# Easy way to resize photos for printing



## PhotoMom13 (Aug 16, 2010)

Hi All,
What is the easiest way to resize photos to avoid the cropping that occurs when trying to print digital images?  It is frustrating to have taken a beautiful picture and then for the top and bottom to be cropped!  
I have iPhoto9 that I mostly use for now.
Thanks!


----------



## ghache (Aug 16, 2010)

PhotoMom13 said:


> Hi All,
> What is the easiest way to resize photos to avoid the cropping that occurs when trying to print digital images? It is frustrating to have taken a beautiful picture and then for the top and bottom to be cropped!
> I have iPhoto9 that I mostly use for now.
> Thanks!


 

i use Lightroom. select the size i want to print. crop and export in 300dpi


----------



## PhotoMom13 (Aug 16, 2010)

I also have Picasa and that has a shrink to fit option.  Would this work?  I don't want to have those white borders on the edge either.


----------



## Robin Usagani (Aug 16, 2010)

your width and lenght ratio of your camera sensor is not the same with the image you are trying to print.  So you either get the white borders OR you crop your image.  Pick one!  If you dont want either, then your image will have to be shrinked and distorted  LOL.


----------



## KmH (Aug 16, 2010)

You can't just resize, you have to crop.

http://en.wikipedia.org/wiki/Aspect_ratio

Different size photos have different shapes.

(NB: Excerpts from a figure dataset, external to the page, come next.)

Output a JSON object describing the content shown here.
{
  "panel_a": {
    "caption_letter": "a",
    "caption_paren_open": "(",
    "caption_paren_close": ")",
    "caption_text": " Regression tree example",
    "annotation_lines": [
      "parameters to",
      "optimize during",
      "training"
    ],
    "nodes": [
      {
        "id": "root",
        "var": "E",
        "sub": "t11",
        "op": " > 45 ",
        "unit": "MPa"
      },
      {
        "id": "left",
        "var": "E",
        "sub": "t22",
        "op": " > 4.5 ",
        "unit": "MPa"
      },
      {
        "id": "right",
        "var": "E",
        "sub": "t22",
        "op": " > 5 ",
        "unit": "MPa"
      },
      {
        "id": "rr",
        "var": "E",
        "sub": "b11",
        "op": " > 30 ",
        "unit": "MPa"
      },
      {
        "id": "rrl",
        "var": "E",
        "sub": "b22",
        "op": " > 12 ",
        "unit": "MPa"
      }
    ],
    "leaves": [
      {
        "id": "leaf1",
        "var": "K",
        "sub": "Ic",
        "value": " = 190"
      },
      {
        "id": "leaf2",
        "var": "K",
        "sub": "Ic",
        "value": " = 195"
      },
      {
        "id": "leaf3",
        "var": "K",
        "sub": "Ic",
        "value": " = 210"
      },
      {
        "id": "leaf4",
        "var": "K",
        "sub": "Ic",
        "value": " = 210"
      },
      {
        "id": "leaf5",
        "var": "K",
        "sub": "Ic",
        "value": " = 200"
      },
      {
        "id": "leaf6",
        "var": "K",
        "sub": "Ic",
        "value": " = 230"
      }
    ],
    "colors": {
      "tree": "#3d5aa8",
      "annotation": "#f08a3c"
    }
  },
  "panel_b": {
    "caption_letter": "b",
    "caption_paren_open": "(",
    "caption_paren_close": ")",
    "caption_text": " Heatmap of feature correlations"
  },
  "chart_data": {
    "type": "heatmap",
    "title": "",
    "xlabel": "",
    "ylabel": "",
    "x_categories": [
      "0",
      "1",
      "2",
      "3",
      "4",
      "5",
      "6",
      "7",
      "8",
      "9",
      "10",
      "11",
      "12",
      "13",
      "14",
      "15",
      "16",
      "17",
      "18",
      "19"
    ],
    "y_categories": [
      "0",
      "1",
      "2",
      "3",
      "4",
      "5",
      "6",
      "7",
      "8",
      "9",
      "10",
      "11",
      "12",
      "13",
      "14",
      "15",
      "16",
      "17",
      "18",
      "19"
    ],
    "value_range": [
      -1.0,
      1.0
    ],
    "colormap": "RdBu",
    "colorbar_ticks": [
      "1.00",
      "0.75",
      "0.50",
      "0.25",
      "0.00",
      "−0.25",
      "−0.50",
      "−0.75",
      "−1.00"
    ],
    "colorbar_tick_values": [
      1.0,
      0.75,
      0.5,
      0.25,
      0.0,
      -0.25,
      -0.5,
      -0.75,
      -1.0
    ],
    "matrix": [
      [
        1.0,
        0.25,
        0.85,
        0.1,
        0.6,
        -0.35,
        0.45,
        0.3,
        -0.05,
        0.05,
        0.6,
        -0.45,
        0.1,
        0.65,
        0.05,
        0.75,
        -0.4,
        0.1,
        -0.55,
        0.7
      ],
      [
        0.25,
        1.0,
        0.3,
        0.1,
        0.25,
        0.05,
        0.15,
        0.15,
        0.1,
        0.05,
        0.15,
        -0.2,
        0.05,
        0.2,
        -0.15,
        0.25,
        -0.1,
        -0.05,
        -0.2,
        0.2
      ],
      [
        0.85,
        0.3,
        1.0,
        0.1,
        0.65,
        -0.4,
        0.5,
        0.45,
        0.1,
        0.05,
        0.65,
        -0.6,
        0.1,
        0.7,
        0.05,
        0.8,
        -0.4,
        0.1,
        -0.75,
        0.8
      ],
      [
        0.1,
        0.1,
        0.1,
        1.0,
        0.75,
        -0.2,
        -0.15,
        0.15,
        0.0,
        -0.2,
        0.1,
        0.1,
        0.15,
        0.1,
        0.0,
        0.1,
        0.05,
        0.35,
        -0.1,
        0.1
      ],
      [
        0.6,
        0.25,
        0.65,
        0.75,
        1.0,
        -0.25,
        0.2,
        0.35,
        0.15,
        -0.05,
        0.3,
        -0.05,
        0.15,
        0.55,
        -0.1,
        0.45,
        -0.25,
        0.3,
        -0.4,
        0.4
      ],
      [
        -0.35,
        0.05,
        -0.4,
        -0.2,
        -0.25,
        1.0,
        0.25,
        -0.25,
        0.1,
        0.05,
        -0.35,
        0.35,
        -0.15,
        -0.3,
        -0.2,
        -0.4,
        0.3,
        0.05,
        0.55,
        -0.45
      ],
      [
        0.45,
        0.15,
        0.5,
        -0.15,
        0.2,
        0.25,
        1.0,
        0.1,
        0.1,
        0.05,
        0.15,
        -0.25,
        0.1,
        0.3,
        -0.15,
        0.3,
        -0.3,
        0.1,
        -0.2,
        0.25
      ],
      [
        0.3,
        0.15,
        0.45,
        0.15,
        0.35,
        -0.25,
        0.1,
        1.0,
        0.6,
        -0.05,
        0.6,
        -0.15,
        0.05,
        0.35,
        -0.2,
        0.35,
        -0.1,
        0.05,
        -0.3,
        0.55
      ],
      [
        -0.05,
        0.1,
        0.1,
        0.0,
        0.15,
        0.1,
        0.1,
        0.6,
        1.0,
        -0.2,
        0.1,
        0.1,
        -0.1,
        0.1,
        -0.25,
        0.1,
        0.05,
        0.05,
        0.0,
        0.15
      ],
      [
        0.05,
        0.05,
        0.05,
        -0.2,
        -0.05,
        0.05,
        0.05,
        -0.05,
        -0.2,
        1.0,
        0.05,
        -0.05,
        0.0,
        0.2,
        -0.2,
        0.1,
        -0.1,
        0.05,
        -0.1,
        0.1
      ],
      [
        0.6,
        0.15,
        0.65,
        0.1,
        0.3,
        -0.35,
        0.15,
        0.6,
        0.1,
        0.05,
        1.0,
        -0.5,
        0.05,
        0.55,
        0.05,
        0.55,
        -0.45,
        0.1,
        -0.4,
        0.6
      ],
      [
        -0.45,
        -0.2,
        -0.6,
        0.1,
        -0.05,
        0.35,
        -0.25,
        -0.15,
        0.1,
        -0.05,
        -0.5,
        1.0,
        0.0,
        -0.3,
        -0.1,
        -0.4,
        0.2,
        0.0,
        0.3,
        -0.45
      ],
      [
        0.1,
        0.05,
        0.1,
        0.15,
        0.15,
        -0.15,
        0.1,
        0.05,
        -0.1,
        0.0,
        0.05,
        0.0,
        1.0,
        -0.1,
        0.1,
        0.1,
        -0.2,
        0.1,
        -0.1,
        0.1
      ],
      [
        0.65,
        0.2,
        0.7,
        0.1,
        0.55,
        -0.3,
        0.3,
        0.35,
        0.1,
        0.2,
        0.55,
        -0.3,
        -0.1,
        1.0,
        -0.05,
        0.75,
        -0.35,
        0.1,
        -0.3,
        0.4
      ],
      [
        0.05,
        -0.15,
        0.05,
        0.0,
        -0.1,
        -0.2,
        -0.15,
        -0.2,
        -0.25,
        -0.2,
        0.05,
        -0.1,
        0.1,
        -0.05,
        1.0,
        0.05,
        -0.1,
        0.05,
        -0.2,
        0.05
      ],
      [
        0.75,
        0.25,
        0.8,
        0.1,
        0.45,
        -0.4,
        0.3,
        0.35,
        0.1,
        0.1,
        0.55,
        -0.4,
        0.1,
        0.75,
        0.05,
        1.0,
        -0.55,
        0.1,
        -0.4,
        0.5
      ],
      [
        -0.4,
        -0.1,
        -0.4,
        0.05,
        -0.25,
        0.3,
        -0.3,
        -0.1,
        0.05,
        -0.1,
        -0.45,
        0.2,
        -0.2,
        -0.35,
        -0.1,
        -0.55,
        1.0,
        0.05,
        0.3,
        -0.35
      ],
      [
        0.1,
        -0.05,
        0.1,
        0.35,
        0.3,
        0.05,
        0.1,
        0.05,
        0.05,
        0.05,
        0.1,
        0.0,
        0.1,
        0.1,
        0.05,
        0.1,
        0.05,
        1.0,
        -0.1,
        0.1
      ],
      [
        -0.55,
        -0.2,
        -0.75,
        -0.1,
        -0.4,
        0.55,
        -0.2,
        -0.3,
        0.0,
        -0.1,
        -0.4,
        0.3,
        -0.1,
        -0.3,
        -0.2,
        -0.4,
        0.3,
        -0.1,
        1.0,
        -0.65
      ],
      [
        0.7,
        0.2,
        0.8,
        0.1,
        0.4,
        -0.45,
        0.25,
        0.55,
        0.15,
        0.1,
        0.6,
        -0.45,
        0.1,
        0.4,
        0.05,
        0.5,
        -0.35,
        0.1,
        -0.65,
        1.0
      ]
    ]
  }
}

P&S cameras and a couple of dSLR brands (like Olympus) make photos in a 4:3 aspect ratio, almost a square.

Most dSLR's make a more rectangular shape with an aspect ratio of 3:2.

A couple of popular photo sizes have 5:4 (8x10) and 7:5 (5:7) aspect ratios.

Consequently, the photographer has to be mindful af all the different aspect ratios when shooting, if they expect prints will be made to standard sizes.

That shooting technique is called 'shooting fat' or leaving extra space in the frame, specifically for cropping to the differing aspect ratios of common print sizes.

Another of the reasons it can be worth it to pay a professional.


----------



## PhotoMom13 (Aug 16, 2010)

If i use the "shrink to fit" option on Picasa is that what your talking about shrink and distort?


----------



## ababysean (Aug 16, 2010)

It will probably shrink to fit (by adding a white border)


----------



## tsblo (Aug 16, 2010)

I always shoot to leave room for my 8x10 and 11x14 crops. It just find it easier. After a while you get used to seeing the crop and where you have to leave room.


----------